Il film, costato settecentomila euro, è nato dal cortometraggio “Adil e Yusuf”, unico italiano in concorso alla Mostra di Venezia 2007 nella sezione Corto Cortissimo. È la storia di un somalo di nome Aman (Said Sabrie) che sogna di integrarsi in Italia, Paese in cui vive dall’età di 4 anni e che sente sua vera patria. Vorrebbe diventare venditore di auto, vorrebbe fidanzarsi con una donna bella e bionda (Anita Caprioli), vorrebbe essere rispettato e accettato da tutti.

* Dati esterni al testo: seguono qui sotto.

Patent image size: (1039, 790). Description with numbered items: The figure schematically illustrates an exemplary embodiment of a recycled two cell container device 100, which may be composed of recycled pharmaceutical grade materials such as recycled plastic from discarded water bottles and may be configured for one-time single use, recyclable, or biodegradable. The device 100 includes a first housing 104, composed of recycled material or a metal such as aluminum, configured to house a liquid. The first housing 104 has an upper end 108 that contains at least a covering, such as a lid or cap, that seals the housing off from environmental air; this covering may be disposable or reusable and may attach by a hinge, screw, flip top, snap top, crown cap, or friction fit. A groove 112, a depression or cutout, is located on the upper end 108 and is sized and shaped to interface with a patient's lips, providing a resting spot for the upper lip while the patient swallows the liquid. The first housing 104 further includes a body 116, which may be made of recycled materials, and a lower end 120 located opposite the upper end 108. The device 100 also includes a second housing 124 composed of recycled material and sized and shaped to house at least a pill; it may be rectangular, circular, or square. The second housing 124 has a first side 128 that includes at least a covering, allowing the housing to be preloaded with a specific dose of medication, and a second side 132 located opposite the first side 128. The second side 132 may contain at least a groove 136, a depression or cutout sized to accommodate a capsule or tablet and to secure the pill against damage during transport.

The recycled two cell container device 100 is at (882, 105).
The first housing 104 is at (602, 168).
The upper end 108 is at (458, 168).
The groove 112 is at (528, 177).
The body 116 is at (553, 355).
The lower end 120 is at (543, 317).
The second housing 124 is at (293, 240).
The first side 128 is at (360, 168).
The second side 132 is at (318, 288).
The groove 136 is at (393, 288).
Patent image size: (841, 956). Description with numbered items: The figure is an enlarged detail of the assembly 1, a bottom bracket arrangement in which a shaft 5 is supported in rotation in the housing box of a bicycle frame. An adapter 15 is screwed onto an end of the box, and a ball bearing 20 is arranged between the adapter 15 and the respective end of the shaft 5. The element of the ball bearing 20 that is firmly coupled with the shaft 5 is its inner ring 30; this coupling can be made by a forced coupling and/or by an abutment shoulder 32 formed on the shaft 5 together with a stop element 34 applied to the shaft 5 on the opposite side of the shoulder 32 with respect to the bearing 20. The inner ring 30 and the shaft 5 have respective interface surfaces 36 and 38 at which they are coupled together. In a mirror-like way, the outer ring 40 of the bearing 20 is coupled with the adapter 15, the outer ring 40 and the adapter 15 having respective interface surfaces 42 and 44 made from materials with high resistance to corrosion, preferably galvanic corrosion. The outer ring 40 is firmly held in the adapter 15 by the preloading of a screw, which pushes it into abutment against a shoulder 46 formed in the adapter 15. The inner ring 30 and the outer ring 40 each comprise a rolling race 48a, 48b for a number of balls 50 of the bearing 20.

Dall’incontro con un personaggio strano, un ex pugile dal passato oscuro a cui involontariamente salva la vita, Teodoro (Valerio Mastandrea), la sua esistenza ha una svolta che, nel dramma finale annunciato, trova la sua felice conclusione.

«Ammetto che quando ho accettato di fare questo film avevo appena giurato a me stesso che non avrei più lavorato con un regista esordiente. Troppi pianti e disperazioni! Poi invece ci sono subito ricaduto. Il motivo - aggiunge - è che questa mi sembrava una storia molto diversa. C’erano sì degli stereotipi, ma tutto veniva trattato con poca retorica. Un film che racconta gli italiani di seconda generazione (extracomunitari cresciuti nel nostro paese, ndr), persone che vivono a Piazza Vittorio ma anche sotto casa tua e magari sono nate al Fatebenefratelli. Inoltre - conclude l’attore romano - mi ha stimolato molto il fatto che si parlasse di due persone diversamente emarginate, una per scelta l’altra perchè costretta. Mi ha stimolato questo scambio».

Per Valerio Mastandrea, prossimo protagonista del nuovo film di Virzì, “La prima cosa bella”, in uscita nel 2010, un altro ruolo complesso, sofferente, disturbato. «All’inizio mi facevano fare sempre il ragazzetto arrabbiato - dice - poi sono passato al ruolo del coatto arrabbiato. E ora c’è questa inquietudine. Chissà... forse il prossimo ruolo sarà quello del disoccupato! In realtà - spiega - i personaggi a cavallo tra bene e male mi piacciono molto, ma penso che devo essere in grado di interpretare personaggi che dicano battute semplici, personaggi un po’ limpidi. In futuro, forse...».